It helps us have fresher produce, fresher perishables, turning product over more. It's just a lot of excitement. —Monte Peterson
RIVERTON — A mom-and-pop grocery store in Riverton recently moved to a building that had an additional 9,000 square feet of space. The family said the move was needed to stay competitive with chain grocery stores.
Peterson’s Fresh Market, 1784 W. 12600 South, moved from its 45,000-square-foot building to the building across the street, which had an additional 9,000 square feet of space. Store owner Monte Peterson admitted he was nervous making this move, but felt like he had to.
"It's a changing business, even more competitive, and you either adapt or you disappear," Peterson said.
Store manager Brandon Peterson, Monte Peterson’s son, said last month's move was necessary to keep up with what competitor grocery stores offer.

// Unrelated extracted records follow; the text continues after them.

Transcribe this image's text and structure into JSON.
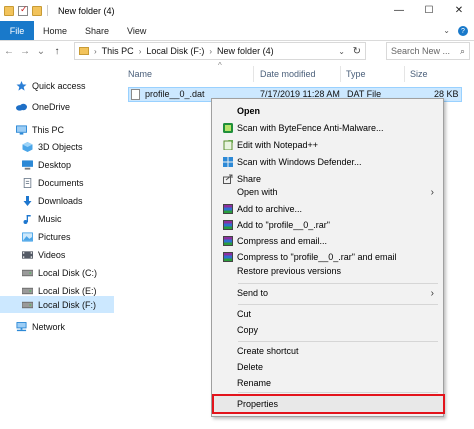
{
  "window": {
    "title": "New folder (4)",
    "controls": [
      "—",
      "☐",
      "✕"
    ]
  },
  "ribbon": {
    "tabs": [
      "File",
      "Home",
      "Share",
      "View"
    ],
    "expand_icon": "chevron-down-icon",
    "help_icon": "?"
  },
  "address": {
    "back": "←",
    "forward": "→",
    "recent": "⌄",
    "up": "↑",
    "path": [
      "This PC",
      "Local Disk (F:)",
      "New folder (4)"
    ],
    "separator": "›",
    "search_placeholder": "Search New ..."
  },
  "nav": {
    "items": [
      {
        "label": "Quick access",
        "icon": "star-icon",
        "color": "#2b7fd6"
      },
      {
        "label": "OneDrive",
        "icon": "cloud-icon",
        "color": "#1e6fc6"
      },
      {
        "label": "This PC",
        "icon": "computer-icon",
        "color": "#2d89d6"
      },
      {
        "label": "3D Objects",
        "icon": "cube-icon",
        "color": "#4aa5e8"
      },
      {
        "label": "Desktop",
        "icon": "desktop-icon",
        "color": "#2d89d6"
      },
      {
        "label": "Documents",
        "icon": "documents-icon",
        "color": "#6d7b8c"
      },
      {
        "label": "Downloads",
        "icon": "download-icon",
        "color": "#1e77cf"
      },
      {
        "label": "Music",
        "icon": "music-icon",
        "color": "#1e77cf"
      },
      {
        "label": "Pictures",
        "icon": "pictures-icon",
        "color": "#4aa5e8"
      },
      {
        "label": "Videos",
        "icon": "videos-icon",
        "color": "#555b66"
      },
      {
        "label": "Local Disk (C:)",
        "icon": "drive-icon",
        "color": "#6b6b6b"
      },
      {
        "label": "Local Disk (E:)",
        "icon": "drive-icon",
        "color": "#6b6b6b"
      },
      {
        "label": "Local Disk (F:)",
        "icon": "drive-icon",
        "color": "#6b6b6b",
        "selected": true
      },
      {
        "label": "Network",
        "icon": "network-icon",
        "color": "#2d89d6"
      }
    ]
  },
  "list": {
    "columns": [
      "Name",
      "Date modified",
      "Type",
      "Size"
    ],
    "sort_indicator": "^",
    "files": [
      {
        "name": "profile__0_.dat",
        "date": "7/17/2019 11:28 AM",
        "type": "DAT File",
        "size": "28 KB"
      }
    ]
  },
  "menu": {
    "items": [
      {
        "label": "Open",
        "bold": true
      },
      {
        "label": "Scan with ByteFence Anti-Malware...",
        "icon": "bytefence-icon"
      },
      {
        "label": "Edit with Notepad++",
        "icon": "notepadpp-icon"
      },
      {
        "label": "Scan with Windows Defender...",
        "icon": "defender-icon"
      },
      {
        "label": "Share",
        "icon": "share-icon"
      },
      {
        "label": "Open with",
        "arrow": "›"
      },
      {
        "label": "Add to archive...",
        "icon": "winrar-icon"
      },
      {
        "label": "Add to \"profile__0_.rar\"",
        "icon": "winrar-icon"
      },
      {
        "label": "Compress and email...",
        "icon": "winrar-icon"
      },
      {
        "label": "Compress to \"profile__0_.rar\" and email",
        "icon": "winrar-icon"
      },
      {
        "label": "Restore previous versions"
      },
      {
        "label": "Send to",
        "arrow": "›"
      },
      {
        "label": "Cut"
      },
      {
        "label": "Copy"
      },
      {
        "label": "Create shortcut"
      },
      {
        "label": "Delete"
      },
      {
        "label": "Rename"
      },
      {
        "label": "Properties",
        "highlighted": true
      }
    ],
    "highlight_color": "#e3141c"
  }
}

"We see examples of where there's more emphasis on convenience, or prepared foods, and so having the additional space gives us the opportunity to have those offerings for our guests," Brandon Peterson said.
Independent grocery stores have a tough time going up against chain grocery stores and have to do whatever it takes to survive. But this move is a sign that the economy can sustain smaller stores alongside the national or regional chains.
"It helps us have fresher produce, fresher perishables, turning product over more. It's just a lot of excitement," Monte Peterson said.
Another benefit for the store is the new location. It is now on the side of the road people travel on when they're going home instead of going to work. That little convenience is a big deal and helps bring in more business.
Peterson’s Fresh Market also kept a lot of workers who were working at the Fresh Market store that was in the building they moved into, though most of them transferred to other stores. The owner said those workers knew their customers and if it helps make customers feel at home, that's what he wants to do.
"The grocery store industry itself is very competitive," Monte Peterson said. "It always has been, and I think it will continue to be very competitive."